The dollar index <.DXY> had gained 0.65% in the last two weeks as investor sold off risk assets. Coronavirus fears persisted, however, with the World Health Organization declaring the epidemic a public health emergency of international concern. [nL8N29Z82Q]

Investors' flight from risk lifted the Japanese yen 0.21% and the Swiss franc 0.36%, but the U.S. economic data was bleak enough to depress the dollar's safe-haven appeal. The index was last trading down 0.14% on the day at 97.858.

The American economy missed the Trump administration's 3% growth target for a second straight year as the slump in business investment deepened amid damaging trade tensions, the Commerce Department reported.

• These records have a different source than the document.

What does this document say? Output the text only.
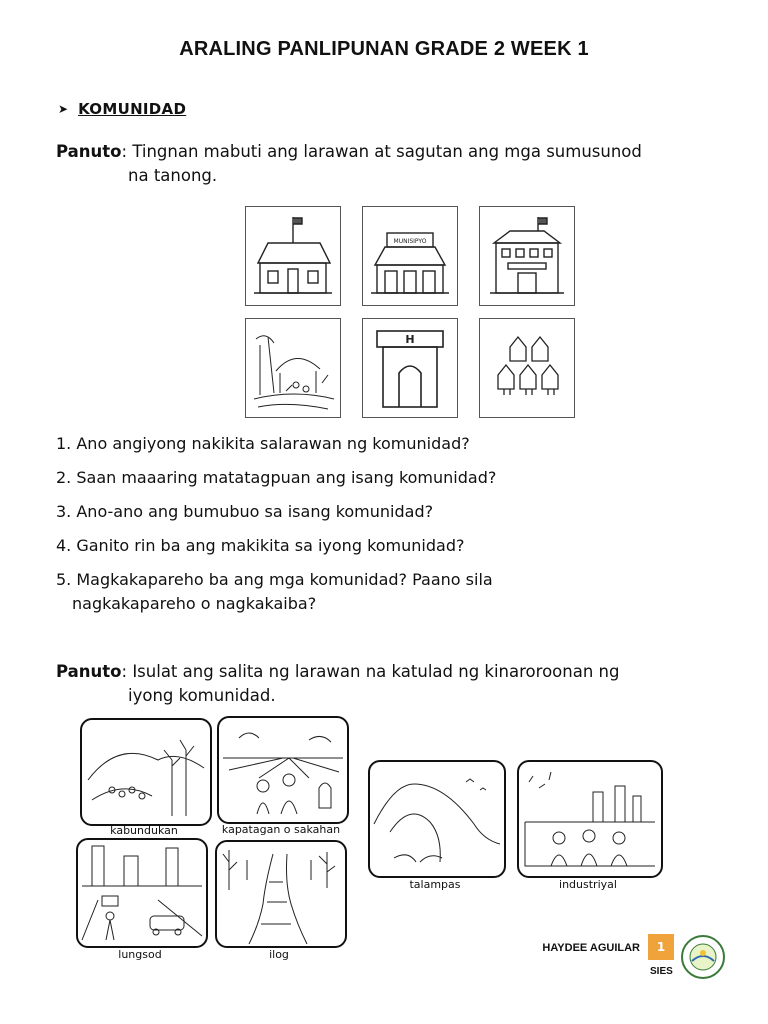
ARALING PANLIPUNAN GRADE 2 WEEK 1
➤ KOMUNIDAD
Panuto: Tingnan mabuti ang larawan at sagutan ang mga sumusunod
na tanong.
MUNISIPYO
H
1. Ano angiyong nakikita salarawan ng komunidad?
2. Saan maaaring matatagpuan ang isang komunidad?
3. Ano-ano ang bumubuo sa isang komunidad?
4. Ganito rin ba ang makikita sa iyong komunidad?
5. Magkakapareho ba ang mga komunidad? Paano sila
nagkakapareho o nagkakaiba?
Panuto: Isulat ang salita ng larawan na katulad ng kinaroroonan ng
iyong komunidad.
kabundukan	kapatagan o sakahan
lungsod	ilog
talampas	industriyal
HAYDEE AGUILAR	1
SIES
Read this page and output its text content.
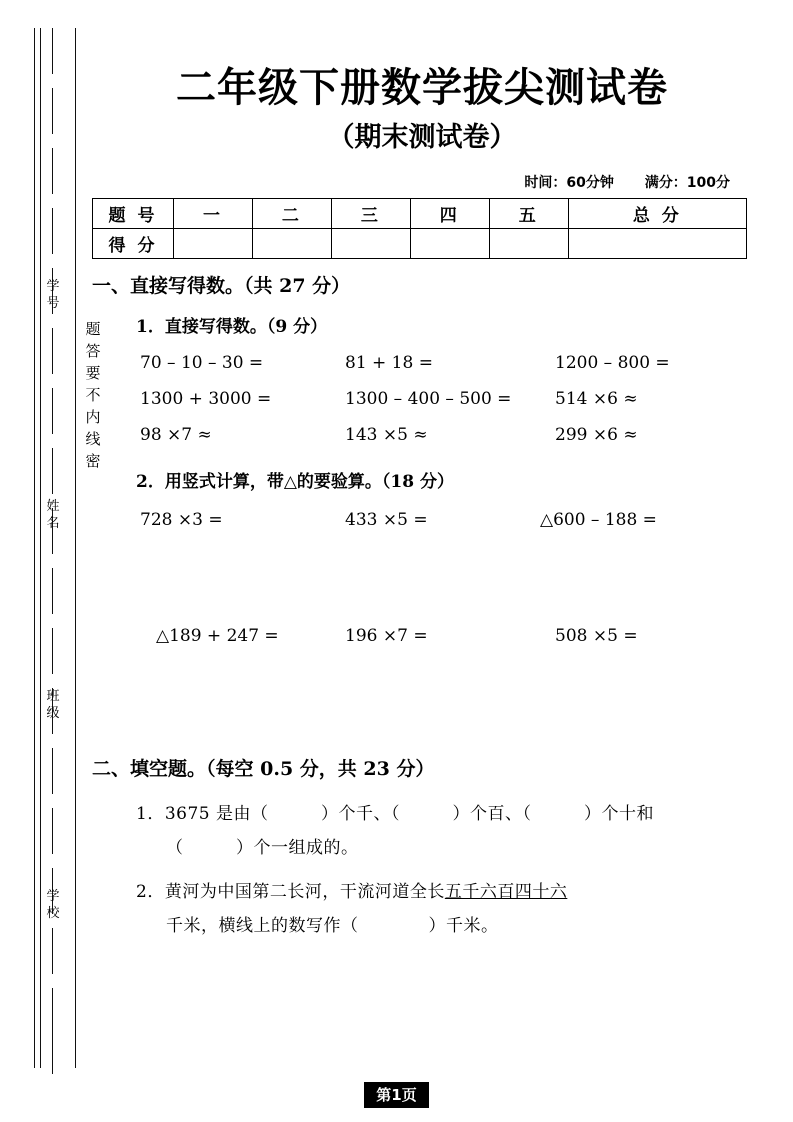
学号
姓名
班级
学校
题答要不内线密
二年级下册数学拔尖测试卷
（期末测试卷）
时间：60分钟 满分：100分
题 号	一	二	三	四	五	总 分
得 分						
一、直接写得数。（共 27 分）
1．直接写得数。（9 分）
70 – 10 – 30 =	81 + 18 =	1200 – 800 =
1300 + 3000 =	1300 – 400 – 500 =	514 ×6 ≈
98 ×7 ≈	143 ×5 ≈	299 ×6 ≈
2．用竖式计算，带△的要验算。（18 分）
728 ×3 =	433 ×5 =	△600 – 188 =
△189 + 247 =	196 ×7 =	508 ×5 =
二、填空题。（每空 0.5 分，共 23 分）
1．3675 是由（　　　）个千、（　　　）个百、（　　　）个十和
（　　　）个一组成的。
2．黄河为中国第二长河，干流河道全长五千六百四十六
千米，横线上的数写作（　　　　）千米。
第1页
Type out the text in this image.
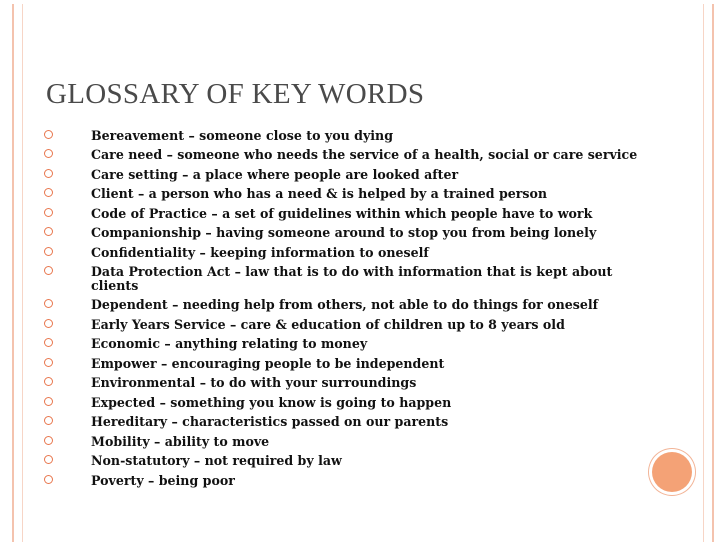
GLOSSARY OF KEY WORDS
Bereavement – someone close to you dying
Care need – someone who needs the service of a health, social or care service
Care setting – a place where people are looked after
Client – a person who has a need & is helped by a trained person
Code of Practice – a set of guidelines within which people have to work
Companionship – having someone around to stop you from being lonely
Confidentiality – keeping information to oneself
Data Protection Act – law that is to do with information that is kept about clients
Dependent – needing help from others, not able to do things for oneself
Early Years Service – care & education of children up to 8 years old
Economic – anything relating to money
Empower – encouraging people to be independent
Environmental – to do with your surroundings
Expected – something you know is going to happen
Hereditary – characteristics passed on our parents
Mobility – ability to move
Non-statutory – not required by law
Poverty – being poor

Growth in consumer spending, which accounts for more than two-thirds of U.S. economic activity, slowed to a 1.8% pace after rising at a brisk 3.2% rate in the third quarter. Personal consumption expenditures (PCE) factor into the Federal Reserve's policymaking, and expectations of an interest rate cut in March rose from 7.2% yesterday to 17.7% today, according to CME Group's FedWatch tool.

"The Fed message yesterday was consistent with tolerance for higher inflation - that depresses U.S. real rates and that's not great news for the dollar. The soft components of GDP, particularly core PCE deflator would point you in the direction of lower Fed policy," said Daniel Katzive, head of foreign exchange strategy for North America at BNP Paribas.

The odds that interest rates will still be at 150-175 basis points in July fell from 44.3% yesterday to 37.2% today.

"The only reason that GDP perhaps looked relatively healthy was because of something that's actually quite poisonous for the U.S. economy: a slump in domestic demand and a sharp but unsustainable rise in exports. That's not something that is attractive to the forward-looking participants that make up the foreign exchange market," said Karl Schamotta, chief market strategist at Cambridge Global Payments.

The Chinese yuan in the offshore market , a barometer of risk sentiment towards Chinese assets as mainland and Hong Kong markets are shut, tumbled to a one-month low, breaking through the technically significant 7 yuan per dollar level. It was last 0.31% weaker to 6.990.